Baseboard Calculator
Enter the room's perimeter and the openings to skip, and this gives the linear feet of baseboard — and the number of stock pieces — to buy.
Baseboard needed
37.4linear ft
- Stock pieces
- 5 pieces
- Wall to cover
- 34 linear ft
How it’s calculated
Wall to cover = perimeter − openings (doorways get no baseboard). Linear feet to buy = that × (1 + waste), since miter cuts and offcuts waste a little at each corner. Pieces = linear feet ÷ stock length, rounded up. A chair rail uses the same math (it also breaks at doors and runs under windows). Crown molding is the exception — it runs at the ceiling, so it breaks at neither doors nor windows: set openings to 0 for crown.
Worked example
A room with a 40-ft perimeter and 6 ft of door openings: 40 − 6 = 34 ft to cover; × 1.10 = 37.4 linear ft; ⌈37.4 ÷ 8⌉ = 5 eight-foot pieces.
FAQs
- How do I find the perimeter?
- Measure along the base of every wall and add them up. For a simple rectangular room it's 2 × (length + width); for an L-shaped or bumped-out room, total each wall segment individually.
- Should I subtract doorways?
- Yes — cased openings and doorways get no baseboard, so subtract their total width. Don't subtract windows; baseboard runs underneath them. The calculator's “openings” field is for doorways and similar gaps. (Crown molding is different — it runs at the ceiling and breaks at neither doors nor windows, so set openings to 0 for crown.)

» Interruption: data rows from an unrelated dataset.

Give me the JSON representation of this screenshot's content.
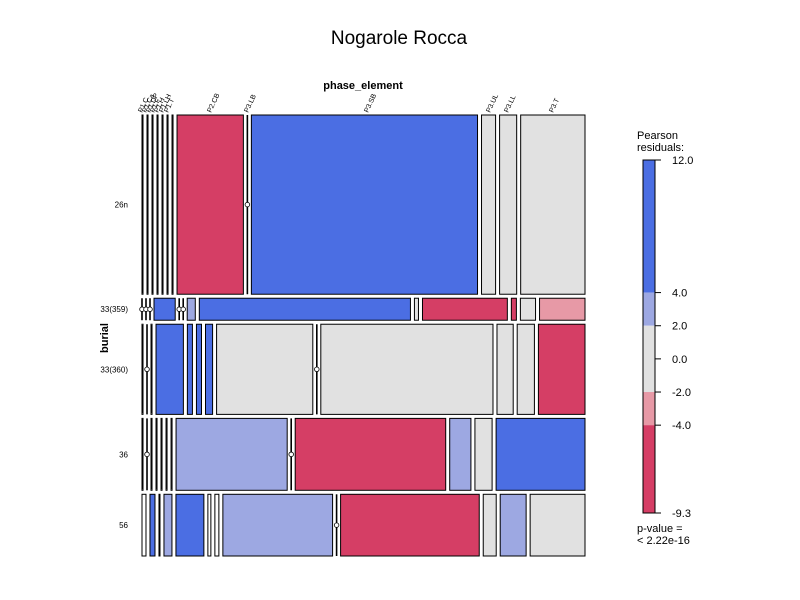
{
  "chart_data": {
    "type": "mosaic",
    "title": "Nogarole Rocca",
    "x_variable": "phase_element",
    "y_variable": "burial",
    "x_tick_labels": [
      "P1.C",
      "P1.Ca",
      "P1.DP",
      "P1.F",
      "P1.H",
      "P1.LH",
      "P1.T",
      "P2.CB",
      "P3.LB",
      "P3.SB",
      "P3.UL",
      "P3.LL",
      "P3.T"
    ],
    "row_labels": [
      "26n",
      "33(359)",
      "33(360)",
      "36",
      "56"
    ],
    "residual_colors": {
      "strong_positive": "#4b6ee3",
      "weak_positive": "#9da8e2",
      "neutral": "#e1e1e1",
      "weak_negative": "#e799a6",
      "strong_negative": "#d53e65"
    },
    "legend": {
      "title_line1": "Pearson",
      "title_line2": "residuals:",
      "ticks": [
        "12.0",
        "4.0",
        "2.0",
        "0.0",
        "-2.0",
        "-4.0",
        "-9.3"
      ],
      "tick_values": [
        12.0,
        4.0,
        2.0,
        0.0,
        -2.0,
        -4.0,
        -9.3
      ],
      "range": [
        -9.3,
        12.0
      ],
      "pvalue_line1": "p-value =",
      "pvalue_line2": "< 2.22e-16"
    },
    "rows": [
      {
        "label": "26n",
        "share": 0.334,
        "cells": [
          {
            "w": 1.0,
            "c": "none"
          },
          {
            "w": 1.0,
            "c": "none"
          },
          {
            "w": 1.0,
            "c": "none"
          },
          {
            "w": 1.0,
            "c": "none"
          },
          {
            "w": 1.0,
            "c": "none"
          },
          {
            "w": 1.0,
            "c": "none"
          },
          {
            "w": 1.0,
            "c": "none"
          },
          {
            "w": 66,
            "c": "strong_negative"
          },
          {
            "w": 0,
            "c": "none"
          },
          {
            "w": 225,
            "c": "strong_positive"
          },
          {
            "w": 14,
            "c": "neutral"
          },
          {
            "w": 17,
            "c": "neutral"
          },
          {
            "w": 64,
            "c": "neutral"
          }
        ]
      },
      {
        "label": "33(359)",
        "share": 0.041,
        "cells": [
          {
            "w": 0,
            "c": "none"
          },
          {
            "w": 0,
            "c": "none"
          },
          {
            "w": 0,
            "c": "none"
          },
          {
            "w": 21,
            "c": "strong_positive"
          },
          {
            "w": 0,
            "c": "none"
          },
          {
            "w": 0,
            "c": "none"
          },
          {
            "w": 8,
            "c": "weak_positive"
          },
          {
            "w": 209,
            "c": "strong_positive"
          },
          {
            "w": 4,
            "c": "neutral"
          },
          {
            "w": 84,
            "c": "strong_negative"
          },
          {
            "w": 5,
            "c": "strong_negative"
          },
          {
            "w": 15,
            "c": "neutral"
          },
          {
            "w": 45,
            "c": "weak_negative"
          }
        ]
      },
      {
        "label": "33(360)",
        "share": 0.168,
        "cells": [
          {
            "w": 1.0,
            "c": "none"
          },
          {
            "w": 0,
            "c": "none"
          },
          {
            "w": 1.0,
            "c": "none"
          },
          {
            "w": 27,
            "c": "strong_positive"
          },
          {
            "w": 5,
            "c": "strong_positive"
          },
          {
            "w": 5,
            "c": "strong_positive"
          },
          {
            "w": 7,
            "c": "strong_positive"
          },
          {
            "w": 95,
            "c": "neutral"
          },
          {
            "w": 0,
            "c": "none"
          },
          {
            "w": 170,
            "c": "neutral"
          },
          {
            "w": 16,
            "c": "neutral"
          },
          {
            "w": 17,
            "c": "neutral"
          },
          {
            "w": 46,
            "c": "strong_negative"
          }
        ]
      },
      {
        "label": "36",
        "share": 0.134,
        "cells": [
          {
            "w": 1.0,
            "c": "none"
          },
          {
            "w": 0,
            "c": "none"
          },
          {
            "w": 1.0,
            "c": "none"
          },
          {
            "w": 1.0,
            "c": "none"
          },
          {
            "w": 1.0,
            "c": "none"
          },
          {
            "w": 1.0,
            "c": "none"
          },
          {
            "w": 1.0,
            "c": "none"
          },
          {
            "w": 110,
            "c": "weak_positive"
          },
          {
            "w": 0,
            "c": "none"
          },
          {
            "w": 149,
            "c": "strong_negative"
          },
          {
            "w": 21,
            "c": "weak_positive"
          },
          {
            "w": 17,
            "c": "neutral"
          },
          {
            "w": 88,
            "c": "strong_positive"
          }
        ]
      },
      {
        "label": "56",
        "share": 0.115,
        "cells": [
          {
            "w": 4,
            "c": "none"
          },
          {
            "w": 5,
            "c": "strong_positive"
          },
          {
            "w": 1.0,
            "c": "none"
          },
          {
            "w": 8,
            "c": "weak_positive"
          },
          {
            "w": 28,
            "c": "strong_positive"
          },
          {
            "w": 3,
            "c": "none"
          },
          {
            "w": 4,
            "c": "none"
          },
          {
            "w": 110,
            "c": "weak_positive"
          },
          {
            "w": 0,
            "c": "none"
          },
          {
            "w": 139,
            "c": "strong_negative"
          },
          {
            "w": 13,
            "c": "neutral"
          },
          {
            "w": 26,
            "c": "weak_positive"
          },
          {
            "w": 55,
            "c": "neutral"
          }
        ]
      }
    ]
  }
}
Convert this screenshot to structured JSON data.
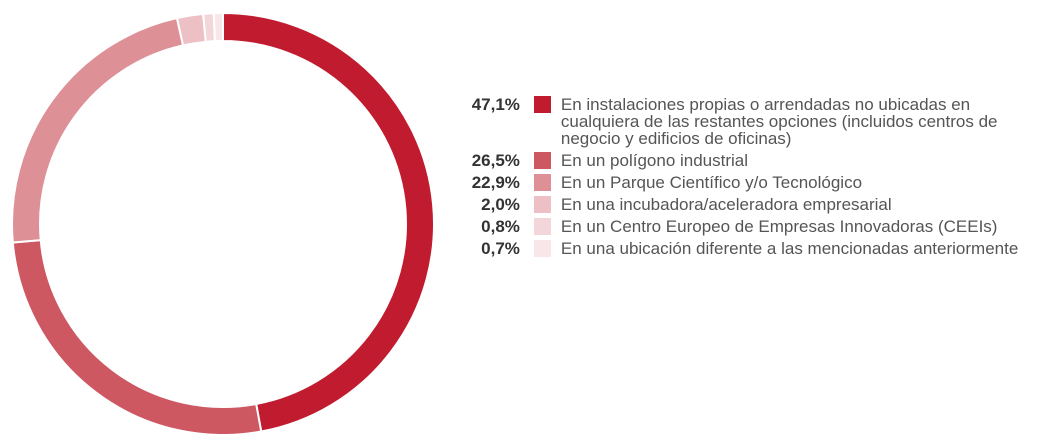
{
  "chart_data": {
    "type": "pie",
    "categories": [
      "En instalaciones propias o arrendadas no ubicadas en cualquiera de las restantes opciones (incluidos centros de negocio y edificios de oficinas)",
      "En un polígono industrial",
      "En un Parque Científico y/o Tecnológico",
      "En una incubadora/aceleradora empresarial",
      "En un Centro Europeo de Empresas Innovadoras (CEEIs)",
      "En una ubicación diferente a las mencionadas anteriormente"
    ],
    "values": [
      47.1,
      26.5,
      22.9,
      2.0,
      0.8,
      0.7
    ],
    "value_labels": [
      "47,1%",
      "26,5%",
      "22,9%",
      "2,0%",
      "0,8%",
      "0,7%"
    ],
    "colors": [
      "#c01b2e",
      "#cd5862",
      "#de9097",
      "#ecc0c4",
      "#f3d6d9",
      "#f8e6e8"
    ]
  }
}
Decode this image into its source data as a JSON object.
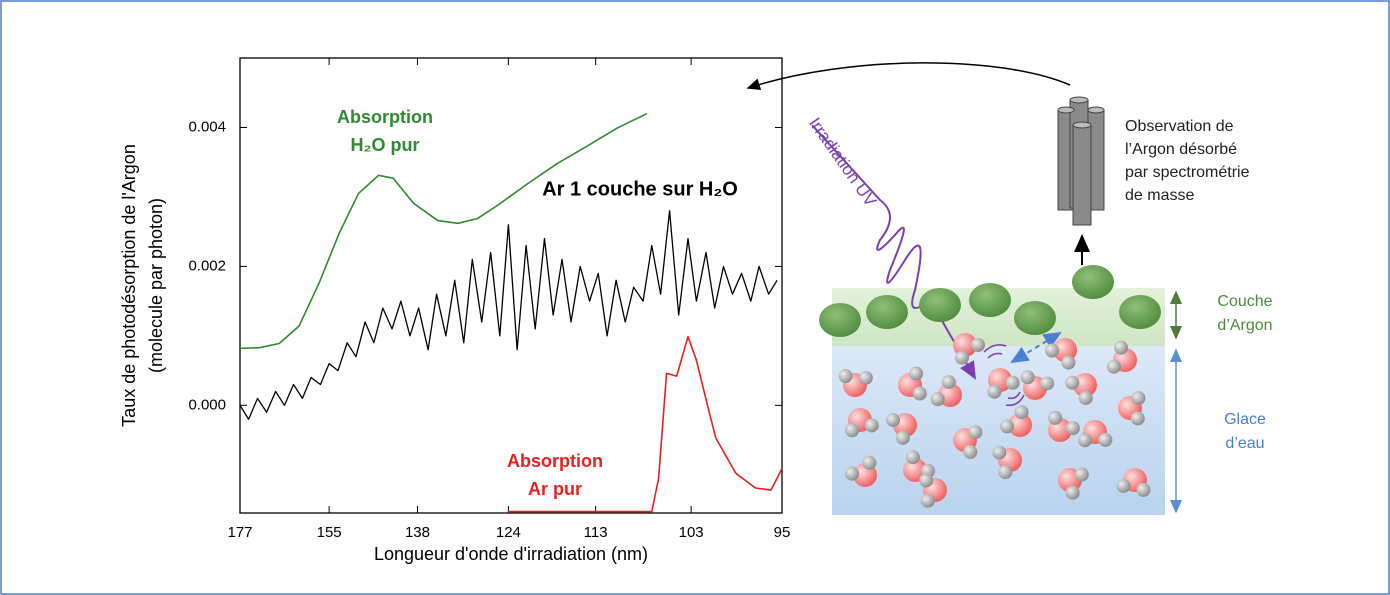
{
  "chart_data": {
    "type": "line",
    "ylabel": [
      "Taux de photodésorption de l'Argon",
      "(molecule par photon)"
    ],
    "xlabel": "Longueur d'onde d'irradiation (nm)",
    "xscale": "reciprocal",
    "xlim": [
      177,
      95
    ],
    "xticks": [
      177,
      155,
      138,
      124,
      113,
      103,
      95
    ],
    "ylim": [
      -0.00155,
      0.005
    ],
    "yticks": [
      {
        "value": 0,
        "label": "0.000"
      },
      {
        "value": 0.002,
        "label": "0.002"
      },
      {
        "value": 0.004,
        "label": "0.004"
      }
    ],
    "series": [
      {
        "label": [
          "Ar 1 couche sur H₂O"
        ],
        "color": "#000000",
        "x": [
          177.0,
          174.6,
          172.2,
          169.8,
          167.5,
          165.3,
          163.1,
          161.0,
          159.0,
          156.9,
          155.0,
          153.1,
          151.2,
          149.4,
          147.6,
          145.9,
          144.2,
          142.5,
          140.9,
          139.3,
          137.8,
          136.2,
          134.8,
          133.3,
          131.9,
          130.5,
          129.2,
          127.8,
          126.5,
          125.2,
          124.0,
          122.8,
          121.6,
          120.4,
          119.2,
          118.1,
          117.0,
          115.9,
          114.8,
          113.7,
          112.7,
          111.7,
          110.7,
          109.7,
          108.8,
          107.8,
          106.9,
          106.0,
          105.1,
          104.2,
          103.3,
          102.5,
          101.6,
          100.8,
          100.0,
          99.2,
          98.4,
          97.6,
          96.9,
          96.1,
          95.4
        ],
        "values": [
          0.0,
          -0.0002,
          0.0001,
          -0.0001,
          0.0002,
          0.0,
          0.0003,
          0.0001,
          0.0004,
          0.0003,
          0.0006,
          0.0005,
          0.0009,
          0.0007,
          0.0012,
          0.0009,
          0.0014,
          0.0011,
          0.0015,
          0.001,
          0.0014,
          0.0008,
          0.0016,
          0.001,
          0.0018,
          0.0009,
          0.0021,
          0.0012,
          0.0022,
          0.001,
          0.0026,
          0.0008,
          0.0023,
          0.0011,
          0.0024,
          0.0013,
          0.0021,
          0.0012,
          0.002,
          0.0015,
          0.0019,
          0.001,
          0.0018,
          0.0012,
          0.0017,
          0.0015,
          0.0023,
          0.0016,
          0.0028,
          0.0013,
          0.0024,
          0.0015,
          0.0022,
          0.0014,
          0.002,
          0.0016,
          0.0019,
          0.0015,
          0.002,
          0.0016,
          0.0018
        ]
      },
      {
        "label": [
          "Absorption",
          "H₂O pur"
        ],
        "color": "#2e8b2e",
        "x": [
          177,
          171.7,
          166.6,
          161.8,
          157.2,
          152.9,
          148.9,
          145.0,
          142.3,
          138.7,
          134.6,
          131.4,
          128.4,
          125.5,
          121.4,
          117.6,
          114.0,
          110.6,
          107.4
        ],
        "values": [
          0.00082,
          0.00083,
          0.00089,
          0.00114,
          0.00176,
          0.00247,
          0.00305,
          0.00331,
          0.00327,
          0.00291,
          0.00266,
          0.00262,
          0.00269,
          0.00288,
          0.00319,
          0.00348,
          0.00373,
          0.00399,
          0.0042
        ]
      },
      {
        "label": [
          "Absorption",
          "Ar pur"
        ],
        "color": "#e82020",
        "x": [
          124.1,
          112.9,
          106.9,
          106.2,
          105.4,
          104.4,
          103.3,
          102.5,
          101.4,
          100.7,
          98.9,
          97.2,
          95.9,
          95
        ],
        "values": [
          -0.00153,
          -0.00153,
          -0.00153,
          -0.00105,
          0.00046,
          0.00042,
          0.00099,
          0.00065,
          -4e-05,
          -0.00047,
          -0.00098,
          -0.00119,
          -0.00122,
          -0.00091
        ]
      }
    ]
  },
  "diagram": {
    "irradiation": "Irradiation UV",
    "observation": [
      "Observation de",
      "l’Argon désorbé",
      "par spectrométrie",
      "de masse"
    ],
    "argon_layer": [
      "Couche",
      "d’Argon"
    ],
    "ice": [
      "Glace",
      "d’eau"
    ]
  }
}
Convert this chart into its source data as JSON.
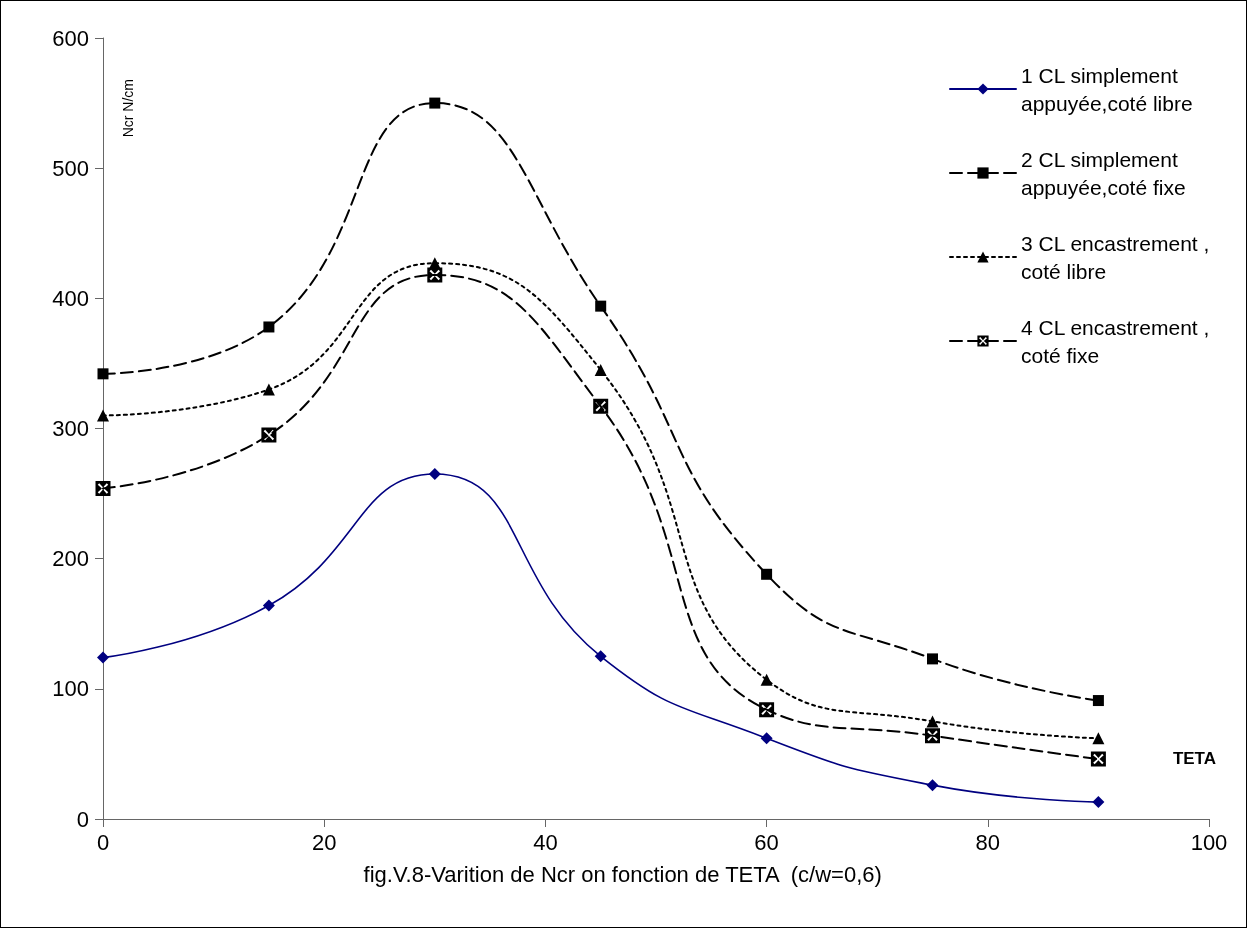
{
  "chart_data": {
    "type": "line",
    "xlabel": "TETA",
    "ylabel": "Ncr N/cm",
    "annotations": [
      "fig.V.8-Varition de Ncr on fonction de TETA  (c/w=0,6)"
    ],
    "x": [
      0,
      15,
      30,
      45,
      60,
      75,
      90
    ],
    "series": [
      {
        "name": "1 CL simplement appuyée,coté libre",
        "color": "#000080",
        "marker": "diamond",
        "line_style": "solid",
        "values": [
          124,
          164,
          265,
          125,
          62,
          26,
          13
        ]
      },
      {
        "name": "2 CL simplement appuyée,coté fixe",
        "color": "#000000",
        "marker": "square",
        "line_style": "dashed",
        "values": [
          342,
          378,
          550,
          394,
          188,
          123,
          91
        ]
      },
      {
        "name": "3 CL encastrement , coté libre",
        "color": "#000000",
        "marker": "triangle",
        "line_style": "dotted",
        "values": [
          310,
          330,
          427,
          345,
          107,
          75,
          62
        ]
      },
      {
        "name": "4 CL encastrement , coté fixe",
        "color": "#000000",
        "marker": "cross",
        "line_style": "dashed",
        "values": [
          254,
          295,
          418,
          317,
          84,
          64,
          46
        ]
      }
    ],
    "xlim": [
      0,
      100
    ],
    "xticks": [
      0,
      20,
      40,
      60,
      80,
      100
    ],
    "ylim": [
      0,
      600
    ],
    "yticks": [
      0,
      100,
      200,
      300,
      400,
      500,
      600
    ],
    "grid": false,
    "legend": "top right"
  }
}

- Why round up to whole pieces?
- Trim is sold in fixed lengths, so you buy whole boards and cut to fit. Buying by the piece also lets you plan where the joints fall — longer stock means fewer seams on long walls. Keep an offcut for future repairs.
Sources
- Linear feet = (perimeter − openings) × (1 + waste); pieces = linear feet ÷ stock length, rounded up. Geometry.